Thomas Martyn was the son of the botanist John Martyn (1699–1768). He was educated in Chelsea and at Emmanuel College, Cambridge, graduating BA in 1756 and becoming a fellow of Sidney Sussex College and being ordained deacon in 1758. In 1759 he became MA and priest. In 1762 he succeeded his father as Professor of Botany at the University, and held the post until his death in 1825, though he only lectured until 1796 'as the subject was not popular'. Thomas Martyn's professorship at Cambridge lasted for 63 years, while his father had held the same post for 29 years. Thomas Martyn was elected a Fellow of the Royal Society in 1786.

==Works==
Two of Martyn's major works are Plantæ Cantabrigiensis (1763) and Flora Rustica, 4 vols. (1792–1794). He translated the Lettres sur la botanique of Rousseau. In 1788 he published Thirty-eight Plates with Explanations, illustrating the plant system devised by Linnaeus As a priest in the Anglican church Thomas Martyn preached until he was 82 years old; in 1830 George Cornelius Gorham, his curate, published a dual biography consisting of additions to Martyn's memoir of his father and Martyn's autobiographical memoir (Memoirs of John Martyn, F.R.S., and of Thomas Martyn, B.D., F.R.S, F.L.S., Professors of Botany in the University of Cambridge, London, Hatchard & Son).

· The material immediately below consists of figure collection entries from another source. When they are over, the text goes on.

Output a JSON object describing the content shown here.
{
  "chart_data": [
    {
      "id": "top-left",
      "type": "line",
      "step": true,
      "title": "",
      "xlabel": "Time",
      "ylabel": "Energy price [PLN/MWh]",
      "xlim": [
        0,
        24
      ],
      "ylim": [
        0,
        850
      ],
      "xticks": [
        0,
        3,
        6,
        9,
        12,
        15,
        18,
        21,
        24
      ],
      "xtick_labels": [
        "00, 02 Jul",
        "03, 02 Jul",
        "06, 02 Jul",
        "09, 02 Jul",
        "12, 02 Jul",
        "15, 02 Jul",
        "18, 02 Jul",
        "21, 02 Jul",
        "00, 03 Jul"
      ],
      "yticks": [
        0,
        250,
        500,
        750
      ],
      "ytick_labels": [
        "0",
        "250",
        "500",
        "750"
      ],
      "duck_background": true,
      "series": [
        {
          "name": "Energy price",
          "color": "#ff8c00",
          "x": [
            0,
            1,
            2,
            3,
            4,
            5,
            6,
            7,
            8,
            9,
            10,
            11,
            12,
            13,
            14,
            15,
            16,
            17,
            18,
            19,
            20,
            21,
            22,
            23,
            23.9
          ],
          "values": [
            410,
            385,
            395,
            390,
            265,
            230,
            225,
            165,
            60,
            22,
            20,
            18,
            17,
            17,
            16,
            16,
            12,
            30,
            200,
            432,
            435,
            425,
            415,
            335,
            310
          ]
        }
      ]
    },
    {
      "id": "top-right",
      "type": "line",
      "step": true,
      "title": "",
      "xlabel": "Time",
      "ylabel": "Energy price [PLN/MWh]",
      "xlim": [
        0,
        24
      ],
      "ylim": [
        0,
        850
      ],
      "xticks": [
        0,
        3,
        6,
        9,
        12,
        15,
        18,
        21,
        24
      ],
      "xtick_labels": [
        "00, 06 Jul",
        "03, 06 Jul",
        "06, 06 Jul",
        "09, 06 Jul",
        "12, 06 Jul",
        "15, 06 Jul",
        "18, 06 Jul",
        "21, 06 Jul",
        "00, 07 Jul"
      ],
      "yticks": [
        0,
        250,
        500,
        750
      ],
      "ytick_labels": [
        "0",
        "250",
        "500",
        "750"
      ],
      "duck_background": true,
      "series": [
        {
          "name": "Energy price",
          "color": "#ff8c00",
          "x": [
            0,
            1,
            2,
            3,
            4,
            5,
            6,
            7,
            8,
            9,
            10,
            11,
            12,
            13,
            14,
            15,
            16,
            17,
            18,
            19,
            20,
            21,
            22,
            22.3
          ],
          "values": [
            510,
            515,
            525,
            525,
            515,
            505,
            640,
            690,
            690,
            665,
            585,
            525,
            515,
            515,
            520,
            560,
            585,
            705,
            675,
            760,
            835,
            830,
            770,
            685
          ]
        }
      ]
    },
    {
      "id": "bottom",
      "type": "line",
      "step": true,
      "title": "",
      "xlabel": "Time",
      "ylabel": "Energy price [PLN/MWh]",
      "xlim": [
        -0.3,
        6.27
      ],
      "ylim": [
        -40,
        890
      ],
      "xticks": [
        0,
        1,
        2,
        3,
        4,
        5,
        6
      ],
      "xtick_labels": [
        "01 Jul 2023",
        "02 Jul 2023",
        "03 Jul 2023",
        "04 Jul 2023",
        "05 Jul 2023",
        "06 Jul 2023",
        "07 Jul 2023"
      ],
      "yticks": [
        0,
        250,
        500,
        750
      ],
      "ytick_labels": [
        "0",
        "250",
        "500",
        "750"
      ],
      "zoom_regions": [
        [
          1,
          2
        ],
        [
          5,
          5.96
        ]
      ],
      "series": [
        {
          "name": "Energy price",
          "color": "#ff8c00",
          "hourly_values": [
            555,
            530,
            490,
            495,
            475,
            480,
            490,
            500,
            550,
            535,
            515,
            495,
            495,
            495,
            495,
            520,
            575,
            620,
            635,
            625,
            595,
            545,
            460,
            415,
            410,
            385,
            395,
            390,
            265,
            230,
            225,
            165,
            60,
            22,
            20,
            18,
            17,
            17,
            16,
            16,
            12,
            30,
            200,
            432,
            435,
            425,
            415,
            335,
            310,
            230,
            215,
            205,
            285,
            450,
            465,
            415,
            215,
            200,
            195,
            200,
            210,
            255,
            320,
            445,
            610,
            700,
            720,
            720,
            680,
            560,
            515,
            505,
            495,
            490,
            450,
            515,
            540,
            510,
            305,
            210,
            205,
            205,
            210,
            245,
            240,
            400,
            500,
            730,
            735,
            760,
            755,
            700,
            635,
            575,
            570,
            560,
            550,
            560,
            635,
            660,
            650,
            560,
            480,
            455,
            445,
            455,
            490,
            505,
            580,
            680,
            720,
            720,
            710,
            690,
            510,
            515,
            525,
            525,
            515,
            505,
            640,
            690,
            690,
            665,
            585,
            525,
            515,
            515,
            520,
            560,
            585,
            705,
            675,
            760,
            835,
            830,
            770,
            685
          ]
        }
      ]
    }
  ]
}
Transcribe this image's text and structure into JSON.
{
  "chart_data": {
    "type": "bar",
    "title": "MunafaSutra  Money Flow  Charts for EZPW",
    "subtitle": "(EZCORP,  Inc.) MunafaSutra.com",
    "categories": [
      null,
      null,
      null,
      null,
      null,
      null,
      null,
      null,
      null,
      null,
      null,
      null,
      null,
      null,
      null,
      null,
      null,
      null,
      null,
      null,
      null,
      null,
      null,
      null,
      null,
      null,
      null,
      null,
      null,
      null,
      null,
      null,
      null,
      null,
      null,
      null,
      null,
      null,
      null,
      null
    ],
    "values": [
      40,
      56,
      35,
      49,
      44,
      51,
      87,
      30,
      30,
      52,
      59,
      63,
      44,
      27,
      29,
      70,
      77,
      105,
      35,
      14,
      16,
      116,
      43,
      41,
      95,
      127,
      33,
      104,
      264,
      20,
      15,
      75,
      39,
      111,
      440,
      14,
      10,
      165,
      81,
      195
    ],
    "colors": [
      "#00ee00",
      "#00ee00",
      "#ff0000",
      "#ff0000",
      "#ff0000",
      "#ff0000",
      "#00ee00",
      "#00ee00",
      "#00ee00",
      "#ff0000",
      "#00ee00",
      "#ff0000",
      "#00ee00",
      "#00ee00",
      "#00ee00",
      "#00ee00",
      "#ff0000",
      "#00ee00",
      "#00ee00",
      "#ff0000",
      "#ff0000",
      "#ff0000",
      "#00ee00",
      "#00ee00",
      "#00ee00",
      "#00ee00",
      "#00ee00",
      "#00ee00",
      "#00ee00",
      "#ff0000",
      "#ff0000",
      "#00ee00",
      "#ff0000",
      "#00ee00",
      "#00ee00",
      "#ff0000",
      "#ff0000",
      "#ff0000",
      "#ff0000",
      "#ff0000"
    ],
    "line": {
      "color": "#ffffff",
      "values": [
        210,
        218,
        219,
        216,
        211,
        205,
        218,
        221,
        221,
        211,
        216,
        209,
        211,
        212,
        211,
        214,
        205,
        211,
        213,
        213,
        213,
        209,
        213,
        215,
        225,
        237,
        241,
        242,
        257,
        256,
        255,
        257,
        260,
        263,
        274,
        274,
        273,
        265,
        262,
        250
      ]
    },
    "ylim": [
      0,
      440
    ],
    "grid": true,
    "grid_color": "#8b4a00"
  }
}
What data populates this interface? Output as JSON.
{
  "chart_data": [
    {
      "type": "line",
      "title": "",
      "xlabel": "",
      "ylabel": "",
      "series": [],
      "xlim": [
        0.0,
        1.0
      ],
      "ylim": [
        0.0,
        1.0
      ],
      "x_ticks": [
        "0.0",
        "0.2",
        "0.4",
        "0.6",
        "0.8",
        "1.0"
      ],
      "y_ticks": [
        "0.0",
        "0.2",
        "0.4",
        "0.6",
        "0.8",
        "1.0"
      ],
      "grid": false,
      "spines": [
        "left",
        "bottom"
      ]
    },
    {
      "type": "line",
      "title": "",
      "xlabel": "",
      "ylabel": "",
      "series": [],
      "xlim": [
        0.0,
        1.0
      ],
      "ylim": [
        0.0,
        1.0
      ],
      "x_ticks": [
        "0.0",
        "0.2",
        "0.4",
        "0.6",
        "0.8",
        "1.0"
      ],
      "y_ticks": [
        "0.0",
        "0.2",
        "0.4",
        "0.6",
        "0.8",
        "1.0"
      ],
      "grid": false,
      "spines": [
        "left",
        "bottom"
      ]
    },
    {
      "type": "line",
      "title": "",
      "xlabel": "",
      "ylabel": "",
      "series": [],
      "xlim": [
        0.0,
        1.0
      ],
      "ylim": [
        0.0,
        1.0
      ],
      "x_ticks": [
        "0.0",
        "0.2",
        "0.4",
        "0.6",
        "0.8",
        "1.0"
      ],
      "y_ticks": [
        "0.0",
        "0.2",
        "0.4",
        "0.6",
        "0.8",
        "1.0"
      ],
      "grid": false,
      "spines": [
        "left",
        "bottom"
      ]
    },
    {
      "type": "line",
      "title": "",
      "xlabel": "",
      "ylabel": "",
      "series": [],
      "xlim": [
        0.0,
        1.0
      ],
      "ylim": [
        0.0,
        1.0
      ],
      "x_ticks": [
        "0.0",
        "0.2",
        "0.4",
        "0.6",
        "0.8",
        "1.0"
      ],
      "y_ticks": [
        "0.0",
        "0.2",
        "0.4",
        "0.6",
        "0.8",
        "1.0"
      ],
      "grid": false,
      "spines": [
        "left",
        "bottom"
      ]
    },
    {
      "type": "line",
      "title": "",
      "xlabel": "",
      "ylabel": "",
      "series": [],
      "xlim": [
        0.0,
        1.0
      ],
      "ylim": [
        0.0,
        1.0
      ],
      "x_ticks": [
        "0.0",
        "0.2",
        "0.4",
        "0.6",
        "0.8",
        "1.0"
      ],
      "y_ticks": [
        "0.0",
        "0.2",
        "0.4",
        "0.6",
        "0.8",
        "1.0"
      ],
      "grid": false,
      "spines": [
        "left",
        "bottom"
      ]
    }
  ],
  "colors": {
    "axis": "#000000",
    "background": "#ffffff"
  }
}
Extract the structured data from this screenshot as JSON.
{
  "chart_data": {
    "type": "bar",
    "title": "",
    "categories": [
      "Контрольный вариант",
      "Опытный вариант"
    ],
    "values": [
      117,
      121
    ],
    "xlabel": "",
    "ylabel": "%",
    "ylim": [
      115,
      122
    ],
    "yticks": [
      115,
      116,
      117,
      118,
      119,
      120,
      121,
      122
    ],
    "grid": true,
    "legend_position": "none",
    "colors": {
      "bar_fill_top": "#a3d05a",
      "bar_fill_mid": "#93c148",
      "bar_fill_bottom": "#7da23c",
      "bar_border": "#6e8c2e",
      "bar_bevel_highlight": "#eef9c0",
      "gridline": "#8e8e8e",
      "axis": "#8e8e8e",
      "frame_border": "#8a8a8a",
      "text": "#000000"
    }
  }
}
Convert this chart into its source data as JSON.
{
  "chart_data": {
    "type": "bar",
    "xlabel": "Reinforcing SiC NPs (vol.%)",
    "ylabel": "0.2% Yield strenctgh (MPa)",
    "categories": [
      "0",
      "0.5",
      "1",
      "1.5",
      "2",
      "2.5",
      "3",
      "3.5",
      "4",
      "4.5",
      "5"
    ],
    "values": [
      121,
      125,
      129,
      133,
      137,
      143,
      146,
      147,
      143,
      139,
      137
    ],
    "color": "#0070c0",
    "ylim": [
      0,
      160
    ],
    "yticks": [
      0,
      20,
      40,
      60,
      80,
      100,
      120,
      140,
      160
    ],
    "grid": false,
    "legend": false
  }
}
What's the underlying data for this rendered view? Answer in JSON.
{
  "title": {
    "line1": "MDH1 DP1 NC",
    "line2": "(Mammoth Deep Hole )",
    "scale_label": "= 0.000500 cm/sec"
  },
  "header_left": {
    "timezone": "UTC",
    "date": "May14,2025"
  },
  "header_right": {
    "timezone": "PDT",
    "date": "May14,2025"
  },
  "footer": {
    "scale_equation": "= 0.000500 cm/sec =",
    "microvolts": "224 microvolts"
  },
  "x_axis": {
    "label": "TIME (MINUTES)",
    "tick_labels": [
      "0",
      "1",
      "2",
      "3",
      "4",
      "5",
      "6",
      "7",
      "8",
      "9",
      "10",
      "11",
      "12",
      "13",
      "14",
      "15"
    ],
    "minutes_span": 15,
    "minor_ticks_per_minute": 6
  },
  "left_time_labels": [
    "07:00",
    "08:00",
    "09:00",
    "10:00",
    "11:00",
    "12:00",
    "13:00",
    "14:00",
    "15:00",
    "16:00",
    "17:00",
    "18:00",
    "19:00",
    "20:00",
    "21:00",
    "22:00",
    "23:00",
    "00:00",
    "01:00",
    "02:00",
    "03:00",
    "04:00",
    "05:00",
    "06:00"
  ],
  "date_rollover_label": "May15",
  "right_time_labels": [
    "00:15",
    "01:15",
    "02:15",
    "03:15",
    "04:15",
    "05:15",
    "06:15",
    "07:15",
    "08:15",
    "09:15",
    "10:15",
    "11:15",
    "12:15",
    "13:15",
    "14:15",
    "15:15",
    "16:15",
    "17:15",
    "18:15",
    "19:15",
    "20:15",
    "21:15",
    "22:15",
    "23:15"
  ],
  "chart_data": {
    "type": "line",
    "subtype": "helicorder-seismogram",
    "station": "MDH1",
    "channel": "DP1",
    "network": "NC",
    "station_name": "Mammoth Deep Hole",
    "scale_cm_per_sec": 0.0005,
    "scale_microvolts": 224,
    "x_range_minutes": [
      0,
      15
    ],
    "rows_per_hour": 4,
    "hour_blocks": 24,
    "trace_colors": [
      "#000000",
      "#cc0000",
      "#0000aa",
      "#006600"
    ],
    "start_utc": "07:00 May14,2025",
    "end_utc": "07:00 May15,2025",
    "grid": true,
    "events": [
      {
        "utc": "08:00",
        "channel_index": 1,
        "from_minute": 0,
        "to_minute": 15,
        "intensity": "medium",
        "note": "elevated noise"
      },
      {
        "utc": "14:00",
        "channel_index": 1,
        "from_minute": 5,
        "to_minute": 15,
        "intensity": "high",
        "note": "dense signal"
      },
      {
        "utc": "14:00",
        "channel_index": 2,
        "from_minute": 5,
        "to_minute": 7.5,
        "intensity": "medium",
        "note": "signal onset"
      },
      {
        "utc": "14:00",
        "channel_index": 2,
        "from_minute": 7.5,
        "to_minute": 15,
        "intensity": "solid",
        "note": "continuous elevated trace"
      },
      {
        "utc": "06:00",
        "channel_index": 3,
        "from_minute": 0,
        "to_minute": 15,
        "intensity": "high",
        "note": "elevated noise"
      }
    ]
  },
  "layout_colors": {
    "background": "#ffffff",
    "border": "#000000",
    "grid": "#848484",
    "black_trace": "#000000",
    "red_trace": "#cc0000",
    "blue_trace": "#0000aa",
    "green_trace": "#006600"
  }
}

Thomas Martyn's other written works include: The English Connoisseur (1766); The Gentleman's Guide in his Tour through Italy (1787) and The Language of Botany (1793).
His book in 1807, The Gardeners' and Botanists' Dictionary, improved and expanded Philip Miller's 1731 book The Gardeners Dictionary.

== Publications ==
- Thomas Martyn, Some account of the late John Martyn, F.R.S., and his writings. London: 1770. An expanded version of this memoir was prepared and published by George Gorham in 1830.